Pay by check, ENCLOSE YOUR FORM and mail check to:
ST JOHN'S CATHOLIC PREP / VOLLEYBALL CAMP
3989 Buckeystown Pike, Buckeystown, MD 21717
DATE: JULY 16 - 19, 2017 (MONDAY, TUESDAY, WEDNESDAY THURSDAY)
TIME: 9:00 AM TO 12:00 NOON
VENUE: ST JOHN CATHOLIC PREP GYM
MAIL WAIVER FORM AND PERMISSION TO PARTICIPATE FORM TOGETHER WITH YOUR CHECK
My child has my permission to participate in the Francis Cornejo Volleyball (The Camp). My child is in good health and able to participate in all normal volleyball camp activities.
Note: While your child is in the care of a coach, an emergency illness or accident may occur which requires immediate medical or dental attention. Your authorized consent, as the child’s parent or guardian, in advance of such treatment serves to protect you, the Camp, the volleyball coach, the doctor, and yourself by assuring that prompt emergency treatment can be administered. This form enables you to provide this consent as well as to offer information helpful in the treatment of your child.

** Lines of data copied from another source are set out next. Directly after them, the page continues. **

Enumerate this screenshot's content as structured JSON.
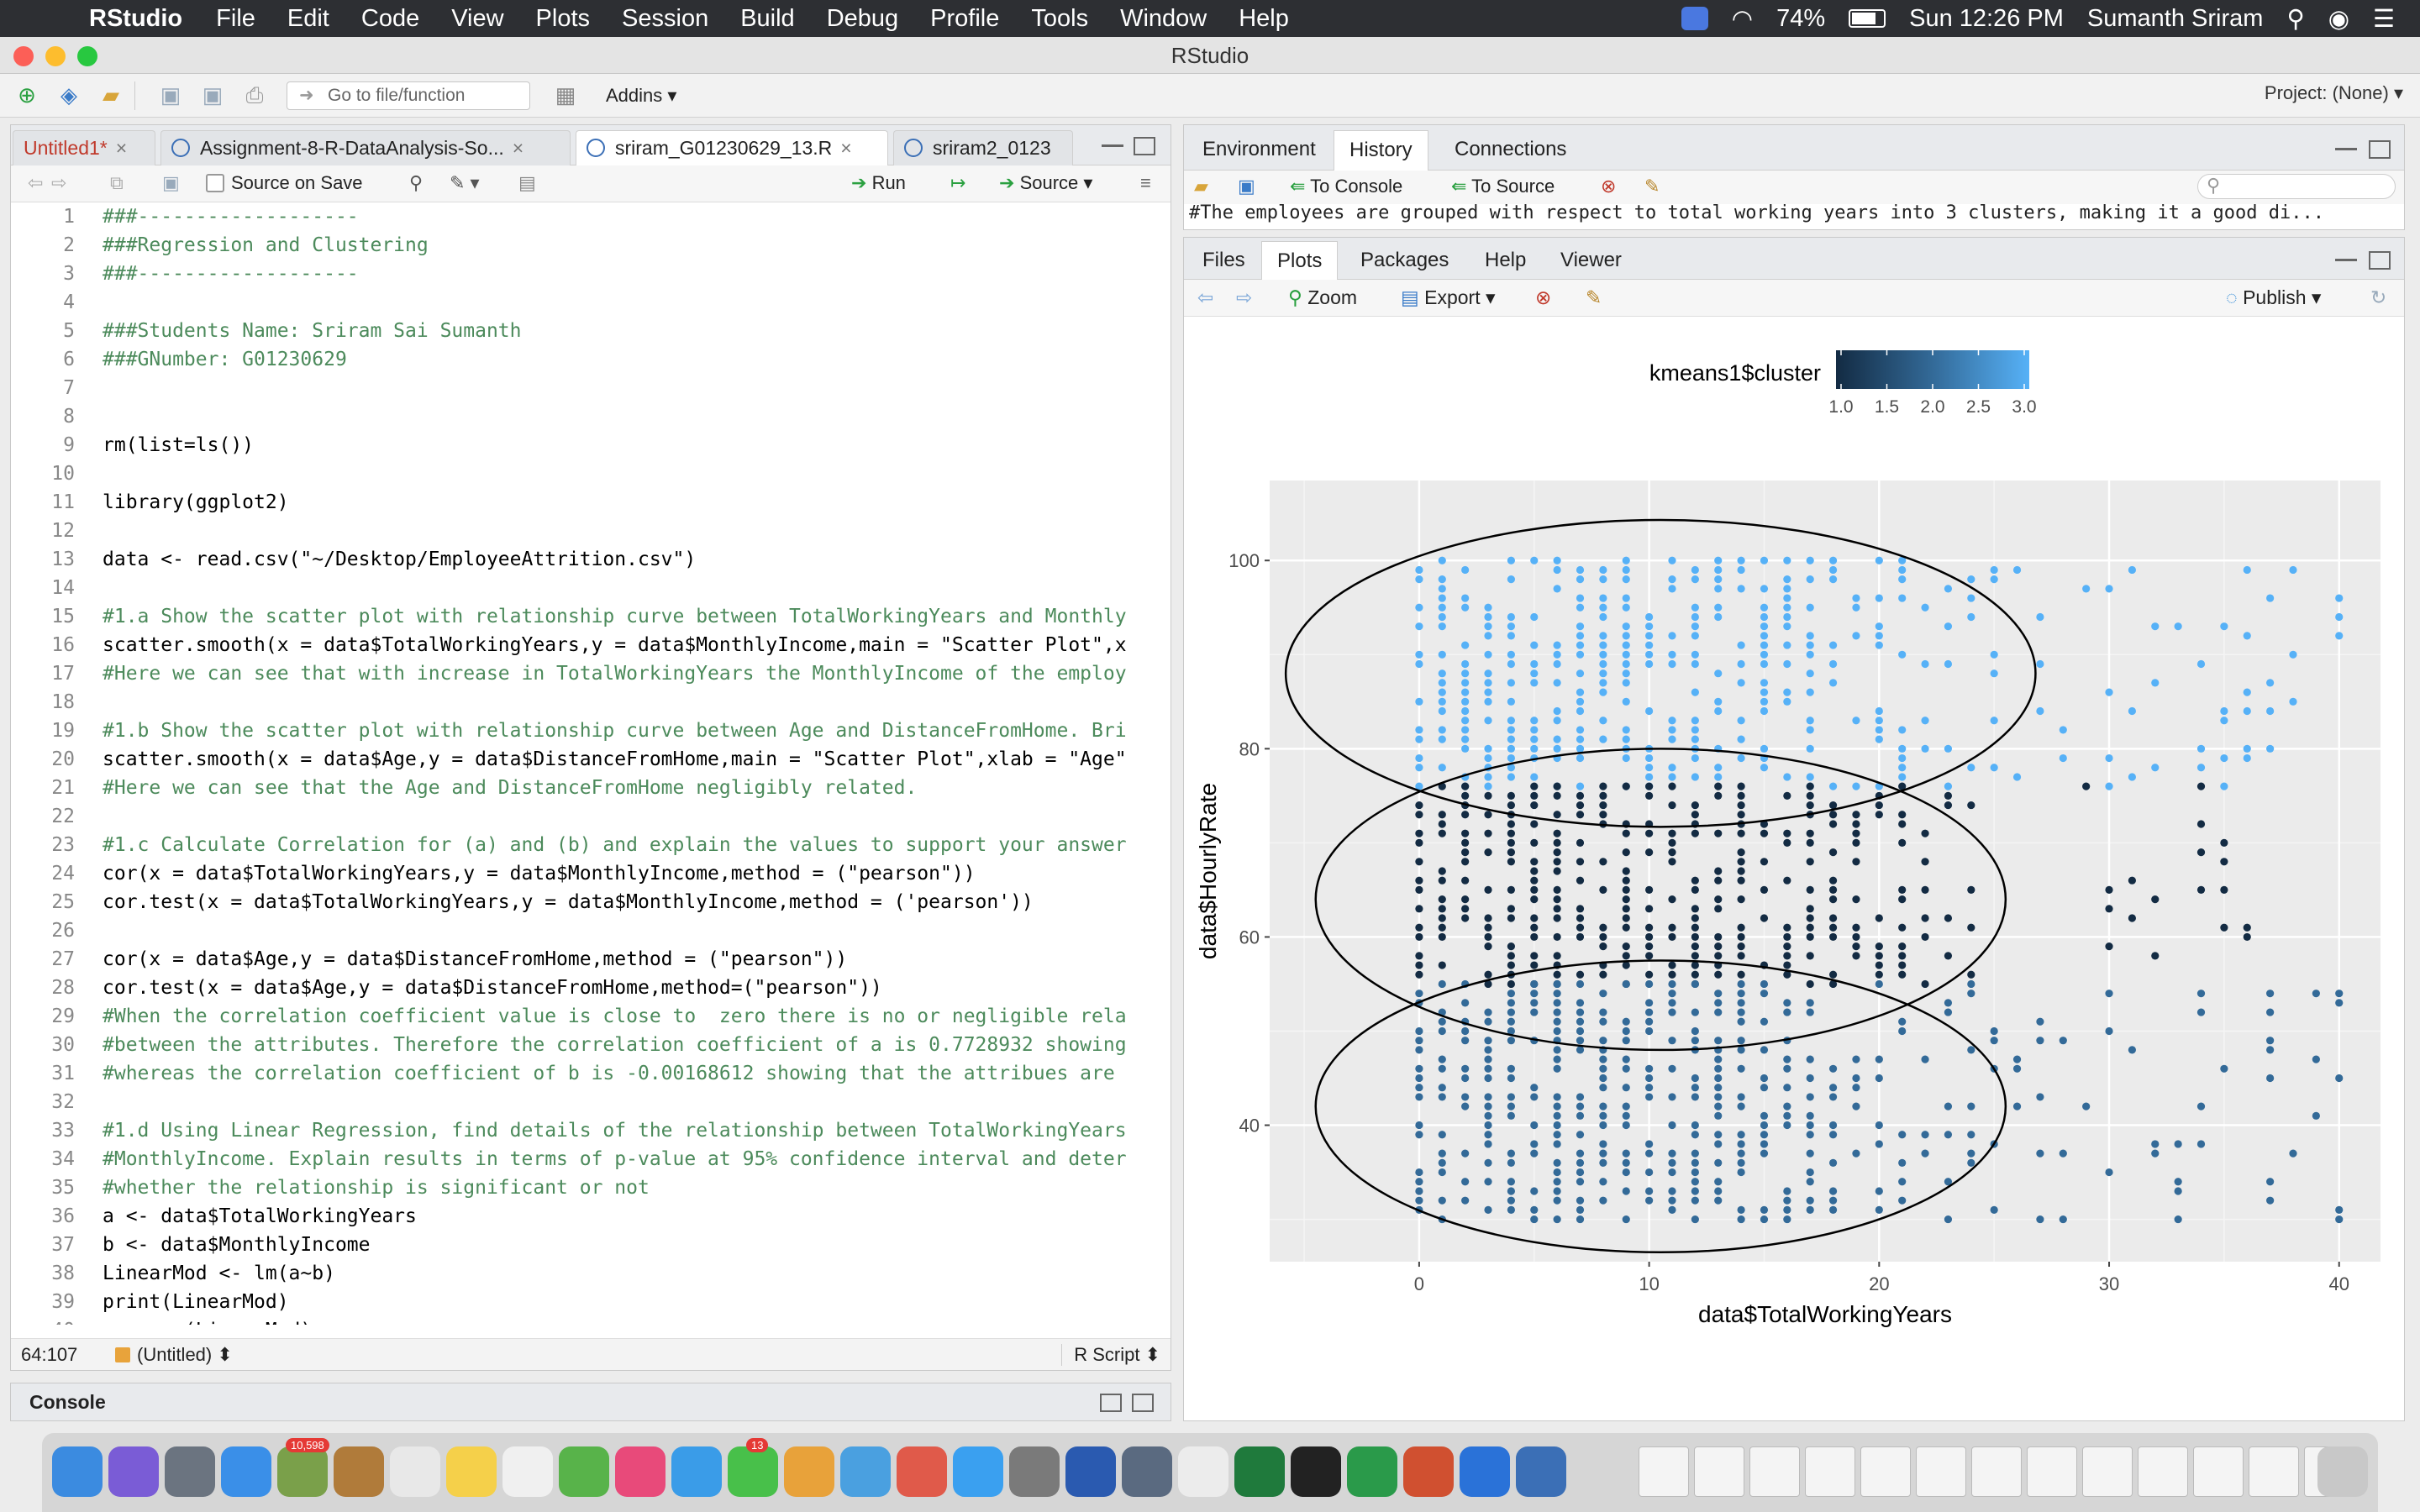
{
  "menubar": {
    "app": "RStudio",
    "menus": [
      "File",
      "Edit",
      "Code",
      "View",
      "Plots",
      "Session",
      "Build",
      "Debug",
      "Profile",
      "Tools",
      "Window",
      "Help"
    ],
    "battery": "74%",
    "clock": "Sun 12:26 PM",
    "user": "Sumanth Sriram"
  },
  "window": {
    "title": "RStudio"
  },
  "toolbar": {
    "goto_placeholder": "Go to file/function",
    "addins": "Addins",
    "project": "Project: (None)"
  },
  "source": {
    "tabs": [
      {
        "label": "Untitled1*",
        "active": false
      },
      {
        "label": "Assignment-8-R-DataAnalysis-So...",
        "active": false
      },
      {
        "label": "sriram_G01230629_13.R",
        "active": true
      },
      {
        "label": "sriram2_0123",
        "active": false
      }
    ],
    "source_on_save": "Source on Save",
    "run": "Run",
    "source_btn": "Source",
    "lines": [
      {
        "n": "1",
        "t": "###-------------------",
        "c": true
      },
      {
        "n": "2",
        "t": "###Regression and Clustering",
        "c": true
      },
      {
        "n": "3",
        "t": "###-------------------",
        "c": true
      },
      {
        "n": "4",
        "t": "",
        "c": false
      },
      {
        "n": "5",
        "t": "###Students Name: Sriram Sai Sumanth",
        "c": true
      },
      {
        "n": "6",
        "t": "###GNumber: G01230629",
        "c": true
      },
      {
        "n": "7",
        "t": "",
        "c": false
      },
      {
        "n": "8",
        "t": "",
        "c": false
      },
      {
        "n": "9",
        "t": "rm(list=ls())",
        "c": false
      },
      {
        "n": "10",
        "t": "",
        "c": false
      },
      {
        "n": "11",
        "t": "library(ggplot2)",
        "c": false
      },
      {
        "n": "12",
        "t": "",
        "c": false
      },
      {
        "n": "13",
        "t": "data <- read.csv(\"~/Desktop/EmployeeAttrition.csv\")",
        "c": false
      },
      {
        "n": "14",
        "t": "",
        "c": false
      },
      {
        "n": "15",
        "t": "#1.a Show the scatter plot with relationship curve between TotalWorkingYears and Monthly",
        "c": true
      },
      {
        "n": "16",
        "t": "scatter.smooth(x = data$TotalWorkingYears,y = data$MonthlyIncome,main = \"Scatter Plot\",x",
        "c": false
      },
      {
        "n": "17",
        "t": "#Here we can see that with increase in TotalWorkingYears the MonthlyIncome of the employ",
        "c": true
      },
      {
        "n": "18",
        "t": "",
        "c": false
      },
      {
        "n": "19",
        "t": "#1.b Show the scatter plot with relationship curve between Age and DistanceFromHome. Bri",
        "c": true
      },
      {
        "n": "20",
        "t": "scatter.smooth(x = data$Age,y = data$DistanceFromHome,main = \"Scatter Plot\",xlab = \"Age\"",
        "c": false
      },
      {
        "n": "21",
        "t": "#Here we can see that the Age and DistanceFromHome negligibly related.",
        "c": true
      },
      {
        "n": "22",
        "t": "",
        "c": false
      },
      {
        "n": "23",
        "t": "#1.c Calculate Correlation for (a) and (b) and explain the values to support your answer",
        "c": true
      },
      {
        "n": "24",
        "t": "cor(x = data$TotalWorkingYears,y = data$MonthlyIncome,method = (\"pearson\"))",
        "c": false
      },
      {
        "n": "25",
        "t": "cor.test(x = data$TotalWorkingYears,y = data$MonthlyIncome,method = ('pearson'))",
        "c": false
      },
      {
        "n": "26",
        "t": "",
        "c": false
      },
      {
        "n": "27",
        "t": "cor(x = data$Age,y = data$DistanceFromHome,method = (\"pearson\"))",
        "c": false
      },
      {
        "n": "28",
        "t": "cor.test(x = data$Age,y = data$DistanceFromHome,method=(\"pearson\"))",
        "c": false
      },
      {
        "n": "29",
        "t": "#When the correlation coefficient value is close to  zero there is no or negligible rela",
        "c": true
      },
      {
        "n": "30",
        "t": "#between the attributes. Therefore the correlation coefficient of a is 0.7728932 showing",
        "c": true
      },
      {
        "n": "31",
        "t": "#whereas the correlation coefficient of b is -0.00168612 showing that the attribues are",
        "c": true
      },
      {
        "n": "32",
        "t": "",
        "c": false
      },
      {
        "n": "33",
        "t": "#1.d Using Linear Regression, find details of the relationship between TotalWorkingYears",
        "c": true
      },
      {
        "n": "34",
        "t": "#MonthlyIncome. Explain results in terms of p-value at 95% confidence interval and deter",
        "c": true
      },
      {
        "n": "35",
        "t": "#whether the relationship is significant or not",
        "c": true
      },
      {
        "n": "36",
        "t": "a <- data$TotalWorkingYears",
        "c": false
      },
      {
        "n": "37",
        "t": "b <- data$MonthlyIncome",
        "c": false
      },
      {
        "n": "38",
        "t": "LinearMod <- lm(a~b)",
        "c": false
      },
      {
        "n": "39",
        "t": "print(LinearMod)",
        "c": false
      },
      {
        "n": "40",
        "t": "summary(LinearMod)",
        "c": false
      }
    ],
    "status_pos": "64:107",
    "status_scope": "(Untitled)",
    "status_type": "R Script"
  },
  "console": {
    "label": "Console"
  },
  "env": {
    "tabs": [
      "Environment",
      "History",
      "Connections"
    ],
    "active_tab": "History",
    "to_console": "To Console",
    "to_source": "To Source",
    "history_line": "#The employees are grouped with respect to total working years into 3 clusters, making it a good di..."
  },
  "plots_pane": {
    "tabs": [
      "Files",
      "Plots",
      "Packages",
      "Help",
      "Viewer"
    ],
    "active_tab": "Plots",
    "zoom": "Zoom",
    "export": "Export",
    "publish": "Publish"
  },
  "chart_data": {
    "type": "scatter",
    "xlabel": "data$TotalWorkingYears",
    "ylabel": "data$HourlyRate",
    "xlim": [
      -6.5,
      41.8
    ],
    "ylim": [
      25.5,
      108.5
    ],
    "xticks": [
      0,
      10,
      20,
      30,
      40
    ],
    "yticks": [
      40,
      60,
      80,
      100
    ],
    "grid": true,
    "legend": {
      "title": "kmeans1$cluster",
      "placement": "top",
      "range": [
        1.0,
        3.0
      ],
      "ticks": [
        "1.0",
        "1.5",
        "2.0",
        "2.5",
        "3.0"
      ]
    },
    "colors": {
      "low": "#132b43",
      "mid": "#336a98",
      "high": "#56b1f7",
      "panel": "#ebebeb",
      "grid": "#ffffff"
    },
    "clusters": [
      {
        "cluster": 3,
        "x_range": [
          0,
          40
        ],
        "y_range": [
          76,
          100
        ]
      },
      {
        "cluster": 1,
        "x_range": [
          0,
          35
        ],
        "y_range": [
          55,
          76
        ]
      },
      {
        "cluster": 2,
        "x_range": [
          0,
          40
        ],
        "y_range": [
          30,
          55
        ]
      }
    ],
    "ellipses": [
      {
        "cx": 10.5,
        "cy": 88,
        "rx": 16.3,
        "ry": 16.3
      },
      {
        "cx": 10.5,
        "cy": 64,
        "rx": 15.0,
        "ry": 16.0
      },
      {
        "cx": 10.5,
        "cy": 42,
        "rx": 15.0,
        "ry": 15.5
      }
    ],
    "outliers": [
      {
        "x": 40,
        "y": 94,
        "cluster": 3
      },
      {
        "x": 40,
        "y": 31,
        "cluster": 2
      },
      {
        "x": 38,
        "y": 37,
        "cluster": 2
      },
      {
        "x": 37,
        "y": 49,
        "cluster": 2
      },
      {
        "x": 37,
        "y": 52,
        "cluster": 2
      },
      {
        "x": 36,
        "y": 61,
        "cluster": 1
      },
      {
        "x": 36,
        "y": 60,
        "cluster": 1
      },
      {
        "x": 37,
        "y": 87,
        "cluster": 3
      },
      {
        "x": 36,
        "y": 99,
        "cluster": 3
      },
      {
        "x": 34,
        "y": 76,
        "cluster": 1
      },
      {
        "x": 35,
        "y": 65,
        "cluster": 1
      }
    ]
  },
  "dock": {
    "badge1": "10,598",
    "badge2": "13"
  }
}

The undersigned, parent(s) or guardian of the child named above, a minor, hereby authorize the coach, or such substitute as he or she may designate as agent for the undersigned, to consent to any X-ray examination, anesthetic, medical or surgical diagnosis or treatment and hospital care to be rendered to said minor under the general or special supervision and upon the advice of any physician or surgeon licensed under the laws of Maryland, and to consent to any X-ray examination, anesthetic, dental or surgical diagnosis or treatment and hospital care to be rendered to said minor by a dentist licensed under the laws of Maryland, whether such diagnosis or treatment is rendered at the office of said physician or dentist, in the hospital or otherwise. This authorization is given prior to any diagnosis or treatment is known to be required in order to enable said coach or agents to act effectively in an emergency situation where I cannot be contacted. Should said coach or agents exercise their authorized consent hereunder upon the advice of a licensed physician and surgeon or dentist, I knowingly and voluntarily exonerate and release said coach or agents of the Francis Cornejo Volleyball Camp from liability for this action.
There are no refunds or make-up classes for missed sessions due to weather conditions or health reasons.
There will be a $75.00 processing fee for any cancellation. No exception.
The student is considered registered once payment has been received.
I understand that there are risk and danger inherent in participating and/or receiving instruction to participate and or receive instruction in this sport or activity during the said Camp/Clinic. I must give up my rights to hold Francis Cornejo, its coaches, instructors and all event sites liable for any inquiry or damage, which I may suffer while participating and/or receiving instruction in this sports activity. Knowing this and in consideration of being permitted to participate and/or receive instructions in this sport or activity, I hereby voluntarily release Francis Cornejo, its coaches and instructions and all even sites from an and all liability resulting from or arising out of my participating and or receiving instruction in volleyball, and hereby personally assume all risk in connection with participating and / or receive instructions in camp/clinic; where foreseen or unforeseen; and all event sites from any claim by me or my family, estate heirs or assigns, arising out of my participating and/or receiving instructions I this camp/clinic.
I understand and agree that I am releasing not only the entities set forth in the paragraph above but also the officers, agents, and employees of those entities.
I understand and agree that this Agreement applies to personal injury, property damage or wrongful death, which I may suffer, even if caused by the act or omission of others. I consent to Francis Cornejo’s Volleyball Camp the use of photograph and videotapes made of volleyball lessons for advertising their volleyball program.
By signing my name below (typing legal name) I understand that all reasonable measures will be taken to safeguard the health and safety of my child and that I will be notified as soon as possible in case of an emergency. I ACKNOWLEDGE THAT I HAVE READ THIS AGREEMENT AND THAT I UNDERSTAND THE WORDS AND LANGUAGE IN IT. I HAVE BEEN ADVISED OF THE POTENTIAL DANGERS INCIDENTAL TO PARTICIPATE AND/OR RECEIVE INSTRUCTION IN SAID SPORT OR ACTIVITY. THIS AGREEMENT SHALL BE CONSTRUED UNDER AND IN ACCORDANCE WITH THE LAWS OF THE STATE OF MARYLAND.